I am attempting to impute Null values with an offset that corresponds to the average of the row df[row,'avg'] and average of the column ('impute[col]'). Is there a way to do this that would make the method parallelize with .map? Or is there a better way to iterate through the indexes containing Null values?
test = pd.DataFrame({'a':[None,2,3,1], 'b':[2,np.nan,4,2],
'c':[3,4,np.nan,3], 'avg':[2.5,3,3.5,2]});
df = df[['a', 'b', 'c', 'avg']];
impute = dict({'a':2, 'b':3.33, 'c':6 } )

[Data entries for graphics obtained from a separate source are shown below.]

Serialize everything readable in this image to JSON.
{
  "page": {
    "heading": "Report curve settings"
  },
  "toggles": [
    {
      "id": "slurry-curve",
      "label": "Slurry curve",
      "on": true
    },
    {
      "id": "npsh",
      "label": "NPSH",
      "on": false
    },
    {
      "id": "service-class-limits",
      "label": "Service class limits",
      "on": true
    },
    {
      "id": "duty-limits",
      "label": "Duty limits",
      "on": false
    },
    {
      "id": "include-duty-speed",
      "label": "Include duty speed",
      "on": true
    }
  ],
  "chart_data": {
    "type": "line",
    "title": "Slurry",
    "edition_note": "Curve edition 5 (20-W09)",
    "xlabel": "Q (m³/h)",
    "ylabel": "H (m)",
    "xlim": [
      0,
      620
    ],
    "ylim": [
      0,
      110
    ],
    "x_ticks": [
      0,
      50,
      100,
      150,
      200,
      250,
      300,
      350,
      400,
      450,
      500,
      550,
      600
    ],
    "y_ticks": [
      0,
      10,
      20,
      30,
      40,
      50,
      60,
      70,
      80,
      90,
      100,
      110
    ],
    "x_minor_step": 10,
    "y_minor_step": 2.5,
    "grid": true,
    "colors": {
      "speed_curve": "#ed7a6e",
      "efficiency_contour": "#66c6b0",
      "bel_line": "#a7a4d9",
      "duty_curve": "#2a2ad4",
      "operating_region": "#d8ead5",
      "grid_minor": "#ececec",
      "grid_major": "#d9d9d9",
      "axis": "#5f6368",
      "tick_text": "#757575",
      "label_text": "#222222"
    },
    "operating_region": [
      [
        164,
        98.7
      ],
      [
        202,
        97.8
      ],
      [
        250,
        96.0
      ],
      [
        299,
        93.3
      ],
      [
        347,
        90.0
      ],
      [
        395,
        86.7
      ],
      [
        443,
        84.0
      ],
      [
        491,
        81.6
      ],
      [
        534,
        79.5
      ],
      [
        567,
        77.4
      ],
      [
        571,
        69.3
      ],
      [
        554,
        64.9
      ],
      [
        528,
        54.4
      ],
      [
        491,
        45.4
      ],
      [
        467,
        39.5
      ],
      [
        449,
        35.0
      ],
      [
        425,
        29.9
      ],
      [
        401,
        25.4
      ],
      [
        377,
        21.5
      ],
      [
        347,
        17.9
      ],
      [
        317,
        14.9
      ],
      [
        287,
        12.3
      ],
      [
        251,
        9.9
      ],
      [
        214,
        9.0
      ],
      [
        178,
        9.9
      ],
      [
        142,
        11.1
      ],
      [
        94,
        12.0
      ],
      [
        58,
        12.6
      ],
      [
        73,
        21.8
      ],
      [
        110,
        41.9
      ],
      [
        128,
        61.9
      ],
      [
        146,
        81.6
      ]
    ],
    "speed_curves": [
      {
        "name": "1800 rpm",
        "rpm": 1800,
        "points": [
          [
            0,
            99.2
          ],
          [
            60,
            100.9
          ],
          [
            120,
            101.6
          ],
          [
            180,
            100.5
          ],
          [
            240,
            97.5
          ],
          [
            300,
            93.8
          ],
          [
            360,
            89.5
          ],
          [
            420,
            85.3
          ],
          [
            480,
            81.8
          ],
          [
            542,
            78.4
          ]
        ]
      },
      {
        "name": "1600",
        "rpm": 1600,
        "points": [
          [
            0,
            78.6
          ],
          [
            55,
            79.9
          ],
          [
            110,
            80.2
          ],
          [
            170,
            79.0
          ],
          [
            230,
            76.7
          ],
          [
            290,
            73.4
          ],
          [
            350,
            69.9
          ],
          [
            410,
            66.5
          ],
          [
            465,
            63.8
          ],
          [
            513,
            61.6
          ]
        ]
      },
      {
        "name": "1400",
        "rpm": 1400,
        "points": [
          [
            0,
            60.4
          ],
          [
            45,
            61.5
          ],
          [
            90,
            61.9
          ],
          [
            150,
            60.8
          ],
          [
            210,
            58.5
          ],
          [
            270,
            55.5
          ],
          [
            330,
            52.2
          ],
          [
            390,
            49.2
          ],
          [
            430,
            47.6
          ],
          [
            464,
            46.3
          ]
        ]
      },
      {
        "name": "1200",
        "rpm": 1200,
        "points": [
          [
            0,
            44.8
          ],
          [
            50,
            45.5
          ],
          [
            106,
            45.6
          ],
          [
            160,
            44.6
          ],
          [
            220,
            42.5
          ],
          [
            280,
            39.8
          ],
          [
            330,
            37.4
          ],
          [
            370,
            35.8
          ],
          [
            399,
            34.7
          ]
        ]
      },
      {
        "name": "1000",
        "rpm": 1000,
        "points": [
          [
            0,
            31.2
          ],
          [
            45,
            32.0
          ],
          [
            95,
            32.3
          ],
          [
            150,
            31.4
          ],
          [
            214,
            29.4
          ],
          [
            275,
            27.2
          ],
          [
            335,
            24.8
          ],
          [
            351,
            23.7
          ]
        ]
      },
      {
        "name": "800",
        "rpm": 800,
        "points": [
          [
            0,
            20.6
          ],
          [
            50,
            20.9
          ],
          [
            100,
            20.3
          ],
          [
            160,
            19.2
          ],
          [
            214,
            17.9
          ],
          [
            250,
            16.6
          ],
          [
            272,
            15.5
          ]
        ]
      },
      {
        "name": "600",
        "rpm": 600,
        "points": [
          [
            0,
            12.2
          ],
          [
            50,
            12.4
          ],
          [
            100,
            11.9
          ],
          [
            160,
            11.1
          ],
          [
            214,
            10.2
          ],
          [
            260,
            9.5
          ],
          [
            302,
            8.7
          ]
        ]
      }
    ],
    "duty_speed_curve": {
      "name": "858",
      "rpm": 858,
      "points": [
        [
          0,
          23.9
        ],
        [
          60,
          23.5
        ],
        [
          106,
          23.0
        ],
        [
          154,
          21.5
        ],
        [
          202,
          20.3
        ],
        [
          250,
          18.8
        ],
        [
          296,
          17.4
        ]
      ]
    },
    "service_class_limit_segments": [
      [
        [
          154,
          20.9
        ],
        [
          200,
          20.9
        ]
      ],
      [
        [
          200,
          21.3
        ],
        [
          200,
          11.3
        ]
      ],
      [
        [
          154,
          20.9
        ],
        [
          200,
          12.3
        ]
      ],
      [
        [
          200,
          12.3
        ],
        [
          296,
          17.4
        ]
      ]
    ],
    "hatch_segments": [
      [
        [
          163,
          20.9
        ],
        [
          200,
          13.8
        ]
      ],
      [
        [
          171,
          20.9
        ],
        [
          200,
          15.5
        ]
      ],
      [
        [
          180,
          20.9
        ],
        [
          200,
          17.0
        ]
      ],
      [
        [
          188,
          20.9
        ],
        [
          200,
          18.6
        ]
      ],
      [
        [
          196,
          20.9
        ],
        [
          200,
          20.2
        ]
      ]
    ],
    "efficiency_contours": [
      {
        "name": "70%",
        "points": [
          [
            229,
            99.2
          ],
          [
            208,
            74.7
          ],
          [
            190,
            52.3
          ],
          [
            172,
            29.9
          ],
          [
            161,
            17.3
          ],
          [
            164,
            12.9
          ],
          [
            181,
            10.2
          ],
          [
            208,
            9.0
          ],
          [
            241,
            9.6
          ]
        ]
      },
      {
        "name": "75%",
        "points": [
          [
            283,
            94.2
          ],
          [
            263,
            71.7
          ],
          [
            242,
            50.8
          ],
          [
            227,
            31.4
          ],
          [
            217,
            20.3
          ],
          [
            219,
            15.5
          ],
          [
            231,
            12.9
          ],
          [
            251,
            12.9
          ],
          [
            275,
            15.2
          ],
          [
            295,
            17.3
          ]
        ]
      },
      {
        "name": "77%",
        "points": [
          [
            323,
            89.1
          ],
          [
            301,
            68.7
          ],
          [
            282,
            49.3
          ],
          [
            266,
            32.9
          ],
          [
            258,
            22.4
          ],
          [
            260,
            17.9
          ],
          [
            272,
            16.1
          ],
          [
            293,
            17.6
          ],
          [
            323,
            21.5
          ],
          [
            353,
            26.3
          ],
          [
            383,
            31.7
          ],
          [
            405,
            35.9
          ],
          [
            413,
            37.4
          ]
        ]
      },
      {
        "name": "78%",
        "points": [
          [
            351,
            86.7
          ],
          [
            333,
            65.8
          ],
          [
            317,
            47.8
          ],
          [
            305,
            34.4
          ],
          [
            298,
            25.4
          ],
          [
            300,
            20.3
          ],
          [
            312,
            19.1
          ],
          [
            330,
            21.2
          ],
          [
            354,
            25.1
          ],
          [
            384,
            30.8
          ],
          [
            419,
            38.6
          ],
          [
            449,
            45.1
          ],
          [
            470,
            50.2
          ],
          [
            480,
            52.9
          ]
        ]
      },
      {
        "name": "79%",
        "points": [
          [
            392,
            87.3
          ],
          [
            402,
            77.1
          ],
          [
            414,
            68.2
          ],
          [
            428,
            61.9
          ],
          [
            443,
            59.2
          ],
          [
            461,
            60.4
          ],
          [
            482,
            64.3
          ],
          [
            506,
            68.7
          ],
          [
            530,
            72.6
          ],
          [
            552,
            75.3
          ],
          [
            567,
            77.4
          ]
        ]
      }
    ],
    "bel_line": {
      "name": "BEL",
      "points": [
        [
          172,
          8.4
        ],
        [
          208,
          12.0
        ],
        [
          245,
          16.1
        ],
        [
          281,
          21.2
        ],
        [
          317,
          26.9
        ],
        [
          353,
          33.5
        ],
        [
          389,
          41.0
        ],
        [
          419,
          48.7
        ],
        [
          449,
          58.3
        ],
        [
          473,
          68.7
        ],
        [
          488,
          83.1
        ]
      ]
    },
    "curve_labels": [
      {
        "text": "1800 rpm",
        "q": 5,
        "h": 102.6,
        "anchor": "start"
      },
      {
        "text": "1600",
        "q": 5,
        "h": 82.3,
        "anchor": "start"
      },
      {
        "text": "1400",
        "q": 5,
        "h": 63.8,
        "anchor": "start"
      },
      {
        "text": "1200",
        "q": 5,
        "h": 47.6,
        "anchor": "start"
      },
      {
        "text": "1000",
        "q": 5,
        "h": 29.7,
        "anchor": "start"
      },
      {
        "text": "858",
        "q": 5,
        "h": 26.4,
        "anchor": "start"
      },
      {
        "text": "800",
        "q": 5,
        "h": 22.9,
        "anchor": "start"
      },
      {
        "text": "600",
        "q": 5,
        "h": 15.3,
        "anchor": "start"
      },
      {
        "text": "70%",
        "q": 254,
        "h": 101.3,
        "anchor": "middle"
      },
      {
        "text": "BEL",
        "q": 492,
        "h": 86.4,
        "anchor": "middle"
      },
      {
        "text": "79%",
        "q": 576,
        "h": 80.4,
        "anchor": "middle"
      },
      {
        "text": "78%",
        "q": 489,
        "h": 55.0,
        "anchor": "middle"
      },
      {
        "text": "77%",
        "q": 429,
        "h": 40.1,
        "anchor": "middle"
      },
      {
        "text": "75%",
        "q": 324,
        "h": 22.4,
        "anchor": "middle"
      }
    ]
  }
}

def smarterImpute(df, impute):
df2 = df
for col in df.columns[:-1]:
for row in test.index:
if pd.isnull(df.loc[row,col]):
df2.loc[row, col] = impute[col]
+ (df.loc[:,'avg'].mean() - df.loc[row,'avg'] )
return print(df2)
smarterImpute(test, impute)
Notice that in your 'filling' expression:
impute[col] + (df.loc[:,'avg'].mean() - df.loc[row,'avg']`
The first term only depends on the column and the third only on the row; the second is just a constant. So we can create an imputation dataframe to look up whenever there's a value that needs to be filled:
impute_df = pd.DataFrame(impute, index = test.index).add(test.avg.mean() - test.avg, axis = 0)
Then, there's a method in called .combine_first()
that allows you fill the NAs in one dataframe with the values of another, which is exactly what we need. We use this, and we're done:
test.combine_first(impute_df)
With pandas, you generally want to avoid using loops, and seek to make use of vectorization.